Committed to PEOPLE'S RIGHT TO KNOW
Vol. 5 Num 207 Wed. December 22, 2004  
   
Star City


Gulshan residents protest permission for 8-storey buildings
The step will benefit only a handful, they say


The Gulshan Society has decried the government decision to allow eight-storey structures along Gulshan avenues and this would seriously strain the utility services.

Anwarul Alam, general secretary of the Gulshan Society, said most residents in Gulshan are against commercialisation of the residential plots and resent the decision to put a new height ceiling on eight-storeys. The decision was made to provide benefits to a handful people along the main roads of the residential areas, he said.

Experts at the Institute of Architects, Bangladesh, said the sewerage, water and gas pipes of the area were originally designed for a population density of 30 persons an acre. But now network is overloaded with more than 300 persons living on each acre.

"If the population density increases further because of construction of eight-storey buildings the whole system will collapse," Alam said.

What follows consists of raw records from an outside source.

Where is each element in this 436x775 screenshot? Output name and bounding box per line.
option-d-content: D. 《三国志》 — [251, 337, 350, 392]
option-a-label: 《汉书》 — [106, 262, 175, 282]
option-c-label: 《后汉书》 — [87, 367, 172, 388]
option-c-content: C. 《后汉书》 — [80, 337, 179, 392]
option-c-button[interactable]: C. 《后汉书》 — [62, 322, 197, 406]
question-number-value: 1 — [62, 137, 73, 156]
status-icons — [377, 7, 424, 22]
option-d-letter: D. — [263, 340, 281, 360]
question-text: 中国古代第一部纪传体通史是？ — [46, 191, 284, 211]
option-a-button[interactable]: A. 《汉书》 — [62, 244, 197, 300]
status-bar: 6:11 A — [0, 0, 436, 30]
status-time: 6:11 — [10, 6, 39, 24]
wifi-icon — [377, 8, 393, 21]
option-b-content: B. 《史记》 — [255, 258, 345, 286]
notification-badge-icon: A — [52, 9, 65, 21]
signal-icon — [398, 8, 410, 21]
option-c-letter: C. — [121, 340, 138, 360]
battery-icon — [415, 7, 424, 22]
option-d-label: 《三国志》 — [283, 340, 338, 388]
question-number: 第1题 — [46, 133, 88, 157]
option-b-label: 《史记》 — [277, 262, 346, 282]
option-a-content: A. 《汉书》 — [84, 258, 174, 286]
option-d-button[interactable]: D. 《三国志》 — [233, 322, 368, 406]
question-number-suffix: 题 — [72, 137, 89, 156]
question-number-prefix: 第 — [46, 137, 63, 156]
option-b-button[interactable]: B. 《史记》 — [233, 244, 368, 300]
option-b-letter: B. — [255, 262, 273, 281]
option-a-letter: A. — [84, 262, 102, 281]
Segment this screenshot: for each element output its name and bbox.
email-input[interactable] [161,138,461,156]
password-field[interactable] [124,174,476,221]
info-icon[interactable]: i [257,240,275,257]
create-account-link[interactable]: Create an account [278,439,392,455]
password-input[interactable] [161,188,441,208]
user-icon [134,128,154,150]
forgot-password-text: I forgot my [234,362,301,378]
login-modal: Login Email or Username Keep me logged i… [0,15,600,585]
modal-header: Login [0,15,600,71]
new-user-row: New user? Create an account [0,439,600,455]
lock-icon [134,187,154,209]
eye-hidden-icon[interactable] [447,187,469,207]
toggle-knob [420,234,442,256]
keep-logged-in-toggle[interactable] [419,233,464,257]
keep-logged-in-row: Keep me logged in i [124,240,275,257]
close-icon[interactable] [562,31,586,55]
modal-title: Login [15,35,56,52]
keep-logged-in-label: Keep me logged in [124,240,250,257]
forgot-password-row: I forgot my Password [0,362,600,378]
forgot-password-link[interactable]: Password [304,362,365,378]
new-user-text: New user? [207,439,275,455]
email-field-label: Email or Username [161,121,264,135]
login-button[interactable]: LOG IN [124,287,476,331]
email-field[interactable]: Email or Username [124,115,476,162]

The Ministry of Housing and Public Works in a recent notification, announced that all plots between Gulshan Shooting Club and Gulshan Circle-2; Banani Kemal Ataturk Avenue and plots between Gulshan-Banani Bridge and Gulshan-Baridhara Bridge can be converted into commercial plots after the owners pay a conversion fee of Tk 8 lakh for each katha. The notification also declared that all owners of commercial plots will be allowed to build up to eight-storey structures.